Tokyo Story (Tokyo Monogatari)

Tokyo Story is about the gap between generations in a typical Japanese family. It tells a simple, sad story of an elderly couple who travel to Tokyo to visit their two married children, only to find themselves politely ushered off to a hot springs resort. Ozu's technique, as spare and concentrated as a Haiku master's verse, transforms the very banalities of the subject into moments of intimacy and beauty seldom captured on film.

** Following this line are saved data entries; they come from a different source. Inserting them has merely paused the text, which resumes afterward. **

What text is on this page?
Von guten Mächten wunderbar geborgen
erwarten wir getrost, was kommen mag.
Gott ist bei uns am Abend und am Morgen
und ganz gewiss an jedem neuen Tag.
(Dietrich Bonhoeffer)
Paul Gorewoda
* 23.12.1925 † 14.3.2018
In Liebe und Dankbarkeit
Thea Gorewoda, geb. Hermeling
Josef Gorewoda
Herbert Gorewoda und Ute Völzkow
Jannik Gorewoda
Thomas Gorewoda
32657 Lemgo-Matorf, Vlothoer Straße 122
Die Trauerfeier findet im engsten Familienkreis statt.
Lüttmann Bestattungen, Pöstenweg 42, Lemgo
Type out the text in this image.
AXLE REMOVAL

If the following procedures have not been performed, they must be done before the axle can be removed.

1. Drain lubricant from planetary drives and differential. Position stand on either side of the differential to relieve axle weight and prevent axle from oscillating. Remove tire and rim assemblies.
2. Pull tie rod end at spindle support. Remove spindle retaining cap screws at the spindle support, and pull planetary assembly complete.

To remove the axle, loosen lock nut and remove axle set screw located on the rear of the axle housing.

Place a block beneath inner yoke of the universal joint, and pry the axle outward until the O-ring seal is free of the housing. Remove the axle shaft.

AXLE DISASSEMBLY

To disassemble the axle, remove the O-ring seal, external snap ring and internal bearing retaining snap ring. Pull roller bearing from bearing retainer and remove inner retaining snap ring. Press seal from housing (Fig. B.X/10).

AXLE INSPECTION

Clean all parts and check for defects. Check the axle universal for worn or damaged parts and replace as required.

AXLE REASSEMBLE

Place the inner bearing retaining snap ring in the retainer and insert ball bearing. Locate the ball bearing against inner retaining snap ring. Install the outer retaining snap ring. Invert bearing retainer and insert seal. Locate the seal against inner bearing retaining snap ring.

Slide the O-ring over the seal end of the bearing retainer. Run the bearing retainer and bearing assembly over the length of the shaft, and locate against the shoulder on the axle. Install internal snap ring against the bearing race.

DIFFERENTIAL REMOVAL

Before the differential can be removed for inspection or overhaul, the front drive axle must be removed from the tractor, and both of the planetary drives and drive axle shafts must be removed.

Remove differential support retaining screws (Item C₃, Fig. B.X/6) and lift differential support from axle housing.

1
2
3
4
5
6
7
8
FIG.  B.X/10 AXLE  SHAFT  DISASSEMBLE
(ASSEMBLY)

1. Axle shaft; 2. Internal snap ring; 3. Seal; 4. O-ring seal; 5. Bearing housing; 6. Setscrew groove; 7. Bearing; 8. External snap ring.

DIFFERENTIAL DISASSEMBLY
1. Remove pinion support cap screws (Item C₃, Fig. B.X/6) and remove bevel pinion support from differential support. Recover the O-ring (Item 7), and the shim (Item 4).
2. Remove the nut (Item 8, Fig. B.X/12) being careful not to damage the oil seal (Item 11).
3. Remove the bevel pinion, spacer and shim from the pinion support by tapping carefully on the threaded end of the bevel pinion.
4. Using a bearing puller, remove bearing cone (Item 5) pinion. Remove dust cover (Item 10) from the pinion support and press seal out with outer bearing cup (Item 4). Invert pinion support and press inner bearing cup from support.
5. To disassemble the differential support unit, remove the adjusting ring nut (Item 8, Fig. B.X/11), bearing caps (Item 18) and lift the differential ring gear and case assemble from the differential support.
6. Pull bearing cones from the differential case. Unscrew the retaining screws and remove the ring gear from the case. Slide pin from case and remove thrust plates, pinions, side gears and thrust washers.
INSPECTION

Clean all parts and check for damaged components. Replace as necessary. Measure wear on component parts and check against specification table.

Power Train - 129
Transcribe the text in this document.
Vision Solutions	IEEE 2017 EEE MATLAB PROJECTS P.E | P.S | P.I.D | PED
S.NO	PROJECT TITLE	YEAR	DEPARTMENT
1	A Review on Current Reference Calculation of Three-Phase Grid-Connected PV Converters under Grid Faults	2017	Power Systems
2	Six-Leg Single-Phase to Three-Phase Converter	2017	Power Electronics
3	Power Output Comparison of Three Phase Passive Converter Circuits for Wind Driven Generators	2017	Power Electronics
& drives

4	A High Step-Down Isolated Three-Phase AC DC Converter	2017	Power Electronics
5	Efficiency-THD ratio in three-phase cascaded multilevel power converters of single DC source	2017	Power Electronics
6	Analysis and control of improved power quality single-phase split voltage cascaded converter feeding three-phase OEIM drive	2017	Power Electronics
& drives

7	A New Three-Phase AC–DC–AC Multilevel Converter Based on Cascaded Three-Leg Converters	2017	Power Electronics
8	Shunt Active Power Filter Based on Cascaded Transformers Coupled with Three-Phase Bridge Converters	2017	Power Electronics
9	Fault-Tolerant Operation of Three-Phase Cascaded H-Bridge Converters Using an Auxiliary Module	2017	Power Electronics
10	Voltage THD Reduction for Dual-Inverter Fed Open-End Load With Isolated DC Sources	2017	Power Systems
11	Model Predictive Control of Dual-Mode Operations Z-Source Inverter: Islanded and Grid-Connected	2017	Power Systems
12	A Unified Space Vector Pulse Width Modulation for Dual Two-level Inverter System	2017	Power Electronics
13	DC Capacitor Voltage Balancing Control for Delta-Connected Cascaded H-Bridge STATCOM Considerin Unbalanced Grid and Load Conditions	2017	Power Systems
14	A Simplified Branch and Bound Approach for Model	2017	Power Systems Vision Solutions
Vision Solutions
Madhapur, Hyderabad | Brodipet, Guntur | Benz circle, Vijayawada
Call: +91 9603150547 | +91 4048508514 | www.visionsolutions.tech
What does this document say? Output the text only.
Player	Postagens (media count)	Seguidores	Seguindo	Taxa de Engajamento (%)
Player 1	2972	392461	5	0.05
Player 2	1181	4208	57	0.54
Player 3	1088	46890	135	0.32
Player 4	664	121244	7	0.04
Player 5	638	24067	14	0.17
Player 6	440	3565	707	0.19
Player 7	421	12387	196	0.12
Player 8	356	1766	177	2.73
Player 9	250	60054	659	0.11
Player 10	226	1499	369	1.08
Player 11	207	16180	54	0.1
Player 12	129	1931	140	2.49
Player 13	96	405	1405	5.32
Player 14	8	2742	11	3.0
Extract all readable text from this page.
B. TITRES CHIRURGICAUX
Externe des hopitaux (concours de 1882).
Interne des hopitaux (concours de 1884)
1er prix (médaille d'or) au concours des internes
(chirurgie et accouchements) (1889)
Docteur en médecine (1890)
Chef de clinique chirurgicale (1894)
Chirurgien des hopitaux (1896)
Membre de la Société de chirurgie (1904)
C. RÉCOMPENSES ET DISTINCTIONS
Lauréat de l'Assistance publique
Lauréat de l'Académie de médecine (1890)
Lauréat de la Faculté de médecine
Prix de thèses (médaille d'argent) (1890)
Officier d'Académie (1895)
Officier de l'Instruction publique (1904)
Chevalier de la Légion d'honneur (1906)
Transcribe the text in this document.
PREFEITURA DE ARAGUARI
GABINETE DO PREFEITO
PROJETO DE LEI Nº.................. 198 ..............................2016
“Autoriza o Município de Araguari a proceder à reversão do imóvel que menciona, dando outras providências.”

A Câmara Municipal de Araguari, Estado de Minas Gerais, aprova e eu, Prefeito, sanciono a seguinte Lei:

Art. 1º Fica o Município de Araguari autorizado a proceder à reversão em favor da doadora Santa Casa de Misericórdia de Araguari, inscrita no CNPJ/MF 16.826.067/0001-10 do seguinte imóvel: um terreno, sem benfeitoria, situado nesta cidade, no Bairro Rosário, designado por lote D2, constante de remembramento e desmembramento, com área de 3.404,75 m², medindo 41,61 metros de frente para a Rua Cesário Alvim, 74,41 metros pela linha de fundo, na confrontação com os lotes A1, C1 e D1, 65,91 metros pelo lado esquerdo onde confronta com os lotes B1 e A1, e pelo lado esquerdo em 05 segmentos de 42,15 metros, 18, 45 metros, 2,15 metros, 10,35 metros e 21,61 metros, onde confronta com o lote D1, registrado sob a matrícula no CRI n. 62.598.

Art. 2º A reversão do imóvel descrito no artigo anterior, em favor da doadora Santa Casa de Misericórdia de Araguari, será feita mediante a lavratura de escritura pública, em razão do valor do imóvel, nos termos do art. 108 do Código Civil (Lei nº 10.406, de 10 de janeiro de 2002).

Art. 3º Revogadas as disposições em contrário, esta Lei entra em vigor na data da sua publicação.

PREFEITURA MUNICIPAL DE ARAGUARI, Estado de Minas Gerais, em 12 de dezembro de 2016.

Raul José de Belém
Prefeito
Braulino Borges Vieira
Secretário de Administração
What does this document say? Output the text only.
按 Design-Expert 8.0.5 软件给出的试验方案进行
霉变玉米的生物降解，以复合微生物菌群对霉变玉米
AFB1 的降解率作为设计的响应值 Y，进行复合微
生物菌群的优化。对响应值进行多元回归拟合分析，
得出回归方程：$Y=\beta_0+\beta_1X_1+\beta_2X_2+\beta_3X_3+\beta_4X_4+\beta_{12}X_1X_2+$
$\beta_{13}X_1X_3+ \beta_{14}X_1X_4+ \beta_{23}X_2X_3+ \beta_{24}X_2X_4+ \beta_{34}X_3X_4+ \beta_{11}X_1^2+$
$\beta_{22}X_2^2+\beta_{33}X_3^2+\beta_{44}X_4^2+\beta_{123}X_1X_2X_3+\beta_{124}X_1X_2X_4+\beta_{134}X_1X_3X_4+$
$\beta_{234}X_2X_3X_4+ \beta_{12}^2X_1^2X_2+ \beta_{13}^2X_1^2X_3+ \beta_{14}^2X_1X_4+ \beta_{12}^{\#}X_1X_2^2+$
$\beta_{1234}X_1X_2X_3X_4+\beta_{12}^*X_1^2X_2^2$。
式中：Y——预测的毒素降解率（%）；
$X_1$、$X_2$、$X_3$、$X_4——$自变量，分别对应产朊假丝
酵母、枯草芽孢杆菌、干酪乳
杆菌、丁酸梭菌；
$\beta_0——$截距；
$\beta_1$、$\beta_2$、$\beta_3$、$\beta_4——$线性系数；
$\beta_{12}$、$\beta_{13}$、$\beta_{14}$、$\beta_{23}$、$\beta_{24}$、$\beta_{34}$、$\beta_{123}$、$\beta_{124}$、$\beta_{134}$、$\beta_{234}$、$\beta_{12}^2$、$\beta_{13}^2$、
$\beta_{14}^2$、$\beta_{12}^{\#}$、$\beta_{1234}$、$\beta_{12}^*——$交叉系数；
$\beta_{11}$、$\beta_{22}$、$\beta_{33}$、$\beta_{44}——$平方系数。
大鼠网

The foundation for Tokyo Story was Leo McCarey's Make Way for Tomorrow. In his introduction to the Japan Society's recent Ozu retrospective, Japanese film scholar Tadao Sato discussed the influence of this and other American films on Ozu's work: “(Ozu) began making films by applying to Japanese situations the images he had stored up of American films...something he later admitted quite openly.... For the most part, what Ozu added to these American originals were, first, a systematic style of composition that made each of his scenes like a still life...and second, an overall unified appearance of tranquility.... But looking at his various themes--the love between parent and child, sorrow over the dimming of human affection, loneliness at the parting of loved ones...all qualities which are mentioned as making his works particularly Japanese--we can say that they were copied almost whole from the American films which Ozu used as a foundation for his own work.”